Station owners were not, after all, truly owners; they were merely borrowers, temporarily using a slice of the electromagnetic spectrum via a license granted to them by the federal government. That license came with strings attached.
The Federal Communications Commission (FCC) required community canvassing as part of its requirement that stations operate in the “public interest, convenience, or necessity.” License holders couldn’t just air whatever content they wanted (or what they thought their listeners wanted). No, they had a vague responsibility to air programming that their listeners needed, and to do so whether or not listeners actually, well, listened.

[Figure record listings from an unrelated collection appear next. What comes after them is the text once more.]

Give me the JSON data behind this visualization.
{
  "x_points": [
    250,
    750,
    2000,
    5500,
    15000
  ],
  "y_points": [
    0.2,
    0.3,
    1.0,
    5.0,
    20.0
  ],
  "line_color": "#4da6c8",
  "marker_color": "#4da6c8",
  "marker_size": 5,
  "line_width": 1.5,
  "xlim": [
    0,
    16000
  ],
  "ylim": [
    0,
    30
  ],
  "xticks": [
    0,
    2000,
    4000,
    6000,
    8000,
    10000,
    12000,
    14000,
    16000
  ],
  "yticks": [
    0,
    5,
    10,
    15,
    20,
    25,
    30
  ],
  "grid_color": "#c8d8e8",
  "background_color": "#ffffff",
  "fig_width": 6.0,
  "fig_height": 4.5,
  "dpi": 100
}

In the 1960s, the FCC began enforcing another outgrowth of the public interest mandate which was known as the Fairness Doctrine. It stipulated that station owners had an obligation to provide coverage of “controversial issues of public importance”—like current events, policy debates, and so on—and do so without exclusively representing a single point of view. If, say, a station aired a program that criticized the U.S. conduct of the war in Vietnam, then it had an obligation to air someone supporting the war effort. Long before Fox News adopted the slogan, the FCC sought to make the airwaves a “fair and balanced” medium.